Water Temperature – You’ll dive in water that is 15-17°C/58-63°F from December through April and 18-25°C/65-77°F from May through November.
Weather – Malta and Gozo have a hot, dry summer and a short, cool winter. Some consider the climate here to be the best in the world. Air temperatures average between 10-15°C/50-59°F in January and 21-30°C/70-83°F in July.
Featured Creatures – Expect to see barracuda, some of the Mediterranean’s bigger groupers, stingrays, cardinal fish and parrotfish. The limestone caves and craggy nooks are also ideal living quarters for moray eels, octopus, squid, and conger eels. Summer time is seahorse time in Malta, but these beautiful critters are small and masters of camouflage, so challenge your dive guide to find some.
Recommended Training – Take the PADI Peak Performance Buoyancy and PADI Deep Diver courses to help you hover effortlessly along the walls. The PADI Digital Underwater Photographer course is a must to capture the beauty of the place. Malta and Gozo are also technical diving destinations, so look into PADI TecRec courses, including the PADI Rebreather Diver course, if interested.
Note - Travel to any destination may be adversely affected by conditions including (but not limited) to security, entry and exit requirements, health conditions, local laws and culture, natural disasters and climate.
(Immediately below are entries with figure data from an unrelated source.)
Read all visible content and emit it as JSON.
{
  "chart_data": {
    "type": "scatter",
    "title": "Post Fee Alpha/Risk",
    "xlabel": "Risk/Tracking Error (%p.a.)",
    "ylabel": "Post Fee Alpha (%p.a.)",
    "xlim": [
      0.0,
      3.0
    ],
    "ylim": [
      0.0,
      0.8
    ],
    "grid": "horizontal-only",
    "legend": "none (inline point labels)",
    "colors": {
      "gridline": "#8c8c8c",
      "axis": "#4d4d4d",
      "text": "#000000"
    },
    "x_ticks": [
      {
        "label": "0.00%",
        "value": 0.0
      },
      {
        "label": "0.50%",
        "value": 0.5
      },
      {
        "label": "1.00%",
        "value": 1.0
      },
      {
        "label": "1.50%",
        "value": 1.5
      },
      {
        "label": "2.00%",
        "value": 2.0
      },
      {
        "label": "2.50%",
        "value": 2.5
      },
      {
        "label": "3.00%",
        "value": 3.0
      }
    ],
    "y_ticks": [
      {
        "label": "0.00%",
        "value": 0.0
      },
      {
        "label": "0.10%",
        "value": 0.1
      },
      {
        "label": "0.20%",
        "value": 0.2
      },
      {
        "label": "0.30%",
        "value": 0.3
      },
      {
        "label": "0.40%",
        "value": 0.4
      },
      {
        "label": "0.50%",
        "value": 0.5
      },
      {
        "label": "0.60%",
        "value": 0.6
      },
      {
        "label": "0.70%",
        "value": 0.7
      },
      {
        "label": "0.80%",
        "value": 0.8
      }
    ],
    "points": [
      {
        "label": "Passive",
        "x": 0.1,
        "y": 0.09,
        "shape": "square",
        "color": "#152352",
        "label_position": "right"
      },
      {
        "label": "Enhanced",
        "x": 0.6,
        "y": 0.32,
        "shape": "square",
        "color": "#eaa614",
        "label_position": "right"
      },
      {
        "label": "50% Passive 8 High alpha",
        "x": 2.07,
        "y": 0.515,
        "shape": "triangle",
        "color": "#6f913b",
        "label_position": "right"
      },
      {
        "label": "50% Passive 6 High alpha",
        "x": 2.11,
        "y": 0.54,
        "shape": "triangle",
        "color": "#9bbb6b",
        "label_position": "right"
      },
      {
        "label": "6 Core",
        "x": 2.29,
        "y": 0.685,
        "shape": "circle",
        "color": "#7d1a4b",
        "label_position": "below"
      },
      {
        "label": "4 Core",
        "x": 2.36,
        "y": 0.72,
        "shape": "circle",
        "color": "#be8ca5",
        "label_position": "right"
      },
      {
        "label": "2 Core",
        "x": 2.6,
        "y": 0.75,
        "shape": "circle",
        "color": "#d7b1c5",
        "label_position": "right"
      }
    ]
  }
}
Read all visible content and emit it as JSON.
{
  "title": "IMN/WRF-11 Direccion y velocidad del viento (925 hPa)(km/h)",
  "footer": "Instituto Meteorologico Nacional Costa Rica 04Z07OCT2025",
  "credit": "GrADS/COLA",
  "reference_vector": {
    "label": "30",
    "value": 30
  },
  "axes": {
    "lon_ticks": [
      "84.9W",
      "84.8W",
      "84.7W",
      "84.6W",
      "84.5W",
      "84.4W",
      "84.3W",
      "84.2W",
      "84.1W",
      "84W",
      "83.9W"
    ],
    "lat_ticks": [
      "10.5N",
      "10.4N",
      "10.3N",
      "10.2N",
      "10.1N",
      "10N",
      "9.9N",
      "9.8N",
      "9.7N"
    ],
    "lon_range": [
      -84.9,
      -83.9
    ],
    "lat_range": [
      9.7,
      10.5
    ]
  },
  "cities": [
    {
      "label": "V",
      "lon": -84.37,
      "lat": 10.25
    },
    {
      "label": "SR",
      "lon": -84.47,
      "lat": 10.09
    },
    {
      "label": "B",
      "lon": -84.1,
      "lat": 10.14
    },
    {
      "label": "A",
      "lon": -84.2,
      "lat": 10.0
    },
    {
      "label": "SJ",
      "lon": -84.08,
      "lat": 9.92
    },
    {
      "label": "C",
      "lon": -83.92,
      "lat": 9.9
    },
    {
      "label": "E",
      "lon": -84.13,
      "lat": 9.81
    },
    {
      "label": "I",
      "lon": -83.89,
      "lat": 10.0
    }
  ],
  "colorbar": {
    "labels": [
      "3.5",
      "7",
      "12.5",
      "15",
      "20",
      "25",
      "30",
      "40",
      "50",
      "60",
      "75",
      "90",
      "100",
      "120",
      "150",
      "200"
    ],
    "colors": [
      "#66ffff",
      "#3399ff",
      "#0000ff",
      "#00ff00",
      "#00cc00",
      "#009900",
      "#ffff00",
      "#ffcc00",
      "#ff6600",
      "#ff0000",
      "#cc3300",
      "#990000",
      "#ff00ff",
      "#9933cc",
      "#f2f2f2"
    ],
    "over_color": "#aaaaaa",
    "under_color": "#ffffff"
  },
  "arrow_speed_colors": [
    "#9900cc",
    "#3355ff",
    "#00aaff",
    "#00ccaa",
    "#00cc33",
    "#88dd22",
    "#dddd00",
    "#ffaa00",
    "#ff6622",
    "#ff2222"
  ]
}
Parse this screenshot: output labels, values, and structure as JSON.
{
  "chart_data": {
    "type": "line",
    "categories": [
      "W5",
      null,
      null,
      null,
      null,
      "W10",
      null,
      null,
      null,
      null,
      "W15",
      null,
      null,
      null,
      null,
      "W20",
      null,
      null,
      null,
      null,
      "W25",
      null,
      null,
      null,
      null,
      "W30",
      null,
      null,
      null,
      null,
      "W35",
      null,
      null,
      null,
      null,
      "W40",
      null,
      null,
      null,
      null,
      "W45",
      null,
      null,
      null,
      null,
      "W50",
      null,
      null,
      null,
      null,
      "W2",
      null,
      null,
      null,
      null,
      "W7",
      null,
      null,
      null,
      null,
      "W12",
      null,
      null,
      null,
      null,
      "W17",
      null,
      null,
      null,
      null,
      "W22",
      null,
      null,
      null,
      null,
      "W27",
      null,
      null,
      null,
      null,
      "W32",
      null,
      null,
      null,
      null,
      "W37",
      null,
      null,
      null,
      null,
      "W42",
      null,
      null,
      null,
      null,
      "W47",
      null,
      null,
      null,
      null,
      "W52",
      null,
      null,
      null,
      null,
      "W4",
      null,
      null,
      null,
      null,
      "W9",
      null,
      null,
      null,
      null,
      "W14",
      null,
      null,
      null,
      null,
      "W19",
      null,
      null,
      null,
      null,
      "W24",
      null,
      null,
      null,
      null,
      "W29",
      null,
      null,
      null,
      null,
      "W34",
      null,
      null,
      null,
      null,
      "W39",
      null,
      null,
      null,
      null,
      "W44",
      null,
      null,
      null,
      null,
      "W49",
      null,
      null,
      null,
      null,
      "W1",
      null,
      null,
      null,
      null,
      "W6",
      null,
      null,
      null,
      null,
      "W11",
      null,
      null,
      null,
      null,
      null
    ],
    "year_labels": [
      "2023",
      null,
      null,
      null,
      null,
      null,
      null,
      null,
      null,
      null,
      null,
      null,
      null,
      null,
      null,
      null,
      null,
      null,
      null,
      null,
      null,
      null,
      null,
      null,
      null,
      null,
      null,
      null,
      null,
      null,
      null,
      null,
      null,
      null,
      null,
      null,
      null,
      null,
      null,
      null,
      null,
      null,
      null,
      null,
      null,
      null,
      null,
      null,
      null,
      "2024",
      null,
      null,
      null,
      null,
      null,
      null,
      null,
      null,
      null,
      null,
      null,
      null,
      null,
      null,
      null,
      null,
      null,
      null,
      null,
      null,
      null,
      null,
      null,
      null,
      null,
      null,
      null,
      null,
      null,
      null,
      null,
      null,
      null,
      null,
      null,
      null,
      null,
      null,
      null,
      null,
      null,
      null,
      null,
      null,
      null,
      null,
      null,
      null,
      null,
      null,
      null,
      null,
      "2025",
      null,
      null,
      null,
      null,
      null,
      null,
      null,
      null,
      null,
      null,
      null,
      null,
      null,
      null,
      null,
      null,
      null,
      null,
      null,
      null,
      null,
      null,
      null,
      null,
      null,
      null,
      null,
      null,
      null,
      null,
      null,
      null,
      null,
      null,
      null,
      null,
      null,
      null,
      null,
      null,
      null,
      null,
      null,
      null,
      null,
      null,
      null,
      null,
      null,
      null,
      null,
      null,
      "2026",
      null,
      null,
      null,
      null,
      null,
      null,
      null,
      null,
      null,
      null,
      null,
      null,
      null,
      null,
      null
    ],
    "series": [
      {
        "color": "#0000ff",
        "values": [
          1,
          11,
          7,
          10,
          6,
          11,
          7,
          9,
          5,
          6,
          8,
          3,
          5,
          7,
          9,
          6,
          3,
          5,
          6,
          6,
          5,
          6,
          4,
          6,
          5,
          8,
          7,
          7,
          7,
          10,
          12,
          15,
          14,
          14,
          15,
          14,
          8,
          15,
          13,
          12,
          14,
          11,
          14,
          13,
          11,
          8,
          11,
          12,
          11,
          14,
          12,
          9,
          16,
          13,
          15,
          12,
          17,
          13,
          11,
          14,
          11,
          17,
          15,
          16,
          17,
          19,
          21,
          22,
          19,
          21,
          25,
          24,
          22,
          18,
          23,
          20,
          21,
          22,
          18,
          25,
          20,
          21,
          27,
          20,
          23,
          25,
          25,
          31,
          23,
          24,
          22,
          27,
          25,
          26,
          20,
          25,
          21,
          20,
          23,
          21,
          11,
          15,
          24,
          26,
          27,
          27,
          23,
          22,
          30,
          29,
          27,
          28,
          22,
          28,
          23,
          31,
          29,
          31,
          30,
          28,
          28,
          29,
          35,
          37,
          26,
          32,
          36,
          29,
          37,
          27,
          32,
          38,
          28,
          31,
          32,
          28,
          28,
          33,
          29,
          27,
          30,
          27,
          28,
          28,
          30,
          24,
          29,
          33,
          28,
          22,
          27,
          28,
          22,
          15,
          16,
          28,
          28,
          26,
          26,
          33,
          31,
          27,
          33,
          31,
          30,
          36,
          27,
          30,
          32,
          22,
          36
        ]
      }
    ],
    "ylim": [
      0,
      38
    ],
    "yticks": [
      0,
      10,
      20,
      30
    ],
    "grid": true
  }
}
Regardless of your destination, check your local travel advisory board or department for travel advice about that location when planning your trip and again shortly before you leave.
Language – Maltese and English. Italian is also widely spoken.
Currency – Euro. Credit cards are widely accepted.
Major Airports – Malta International Airport is the international hub.
Electricity and Internet – Electricity is 230 volts, 50 Hz. Internet service is widely available, especially in hotels.
Topside Attractions – Malta features Baroque palaces, Napoleonic fortifications, Renaissance cathedrals and some of the oldest known human structures in the world. Malta is also home to the Hypogeum of Hal-Saflieni, which was excavated in 2500 BC. It is currently the only prehistoric temple officially named by UNESCO as a World Heritage Site.